While people like Gary and Ben aren’t losing steam any time soon and haven’t expressed a desire to give up their blogs, many sentences from the article lifted directly out of this article and applied to many people’s discontent with many miles and points blogs.
1. “But some loyal readers had lately noticed a decrease in quantity and quality. There were more product giveaways, fewer in-depth tutorials.”
2. “A tricky thing to avoid as a full-time blogger, considering that the Internet never sleeps, readers want fresh content daily and new social media platforms must be mastered and added to the already demanding workload. Add to that the economic challenges of blogging full time. As Grace Bonney of Design Sponge lamented earlier this year in a “State of the Blog Union,” advertising rates have dropped significantly because advertisers are flooded with options.
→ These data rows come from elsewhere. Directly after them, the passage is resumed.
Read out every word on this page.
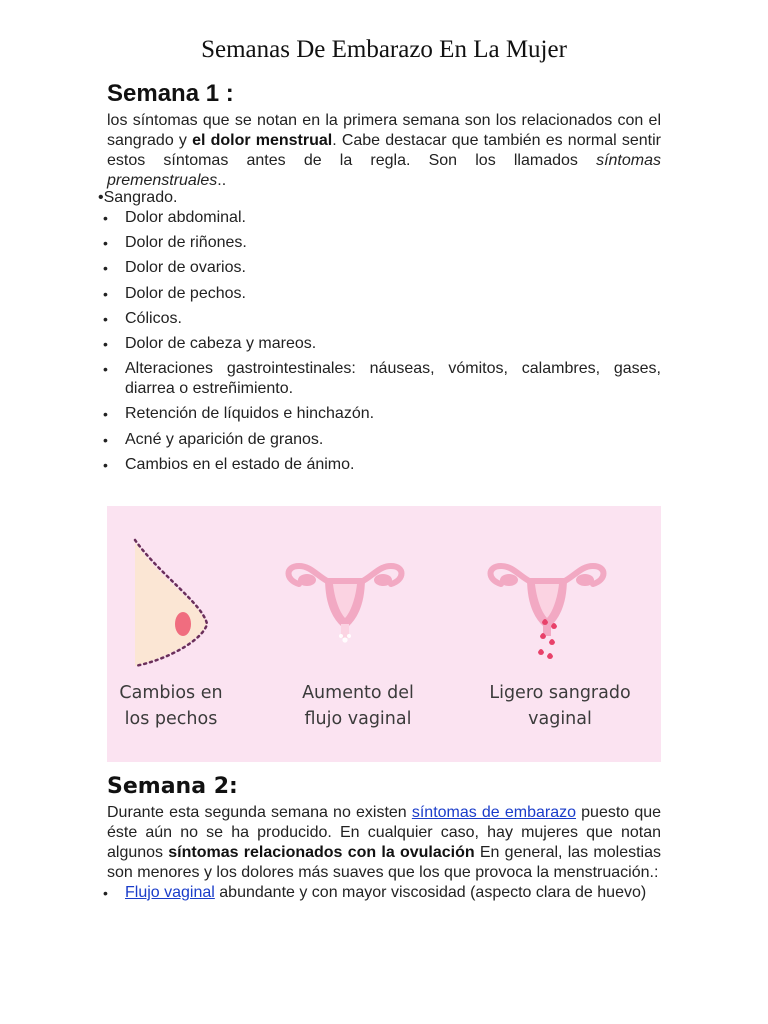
Semanas De Embarazo En La Mujer
Semana 1 :
los síntomas que se notan en la primera semana son los relacionados con el sangrado y el dolor menstrual. Cabe destacar que también es normal sentir estos síntomas antes de la regla. Son los llamados síntomas premenstruales..
•Sangrado.
• Dolor abdominal.
• Dolor de riñones.
• Dolor de ovarios.
• Dolor de pechos.
• Cólicos.
• Dolor de cabeza y mareos.
• Alteraciones gastrointestinales: náuseas, vómitos, calambres, gases, diarrea o estreñimiento.
• Retención de líquidos e hinchazón.
• Acné y aparición de granos.
• Cambios en el estado de ánimo.
Cambios en
los pechos
Aumento del
flujo vaginal
Ligero sangrado
vaginal
Semana 2:
Durante esta segunda semana no existen síntomas de embarazo puesto que éste aún no se ha producido. En cualquier caso, hay mujeres que notan algunos síntomas relacionados con la ovulación En general, las molestias son menores y los dolores más suaves que los que provoca la menstruación.:
• Flujo vaginal abundante y con mayor viscosidad (aspecto clara de huevo)
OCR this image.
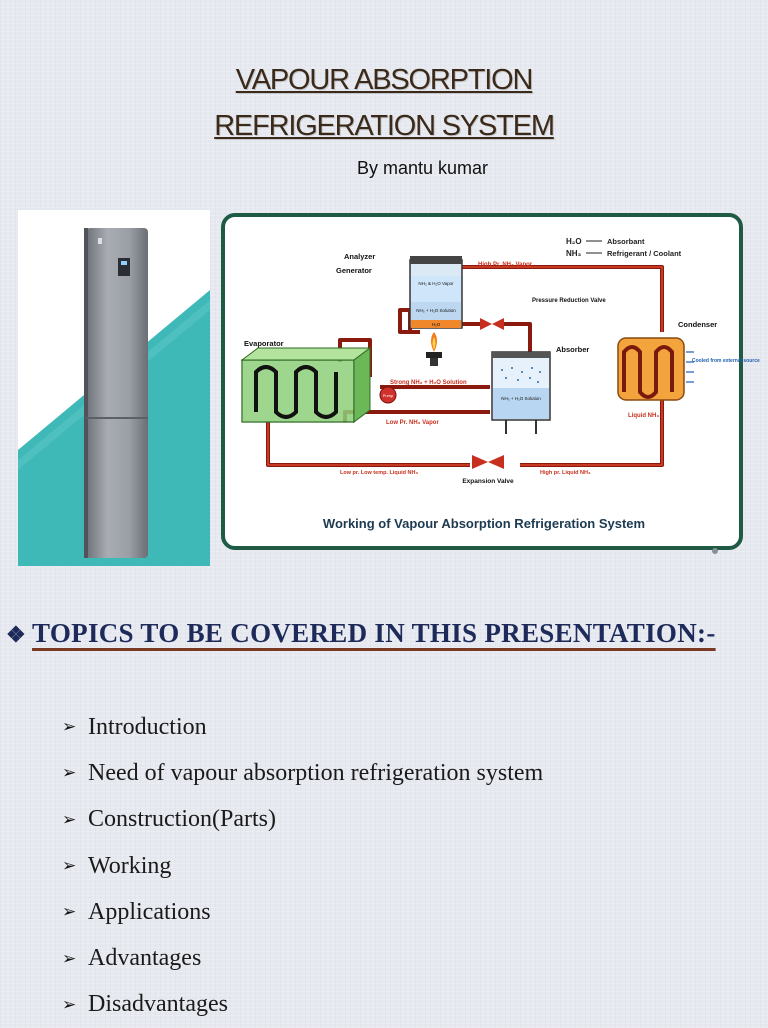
VAPOUR ABSORPTION
REFRIGERATION SYSTEM
By mantu kumar
H₂O	Absorbant
NH₃	Refrigerant / Coolant
NH₃ & H₂O Vapor
NH₃ + H₂O Solution
H₂O
NH₃ + H₂O Solution
Pump
Analyzer
Generator
Evaporator
Condenser
Absorber
Pressure Reduction Valve
Expansion Valve
High Pr. NH₃ Vapor
Strong NH₃ + H₂O Solution
Low Pr. NH₃ Vapor
Low pr. Low temp. Liquid NH₃	High pr. Liquid NH₃
Liquid NH₃
Cooled from external source
Working of Vapour Absorption Refrigeration System
❖ TOPICS TO BE COVERED IN THIS PRESENTATION:-
➢ Introduction
➢ Need of vapour absorption refrigeration system
➢ Construction(Parts)
➢ Working
➢ Applications
➢ Advantages
➢ Disadvantages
To earn money, many bloggers have had to embrace sponsored content, breeding distrust among readers.”
3. “‘If readers begin to suspect that your content is heavy on product placement, if they see excessive amounts of sponsored posts, you risk losing what’s most important, which is trust and authenticity,’ said Ms. Kueber”
I think we need to ask ourselves what’s realistic to expect in terms of blogs. Blogging takes time. For most of us, we don’t make meaningful sums of money from our blogs; for a select few, they make sizable incomes. Do you want to reward a blogger who posts multiple times a day just to post? Are credit card affiliate links legitimate ways for bloggers to monetize in spite of the potential conflicts of interest? Would you prefer to compensate bloggers directly (a la the Freequent Flyer)?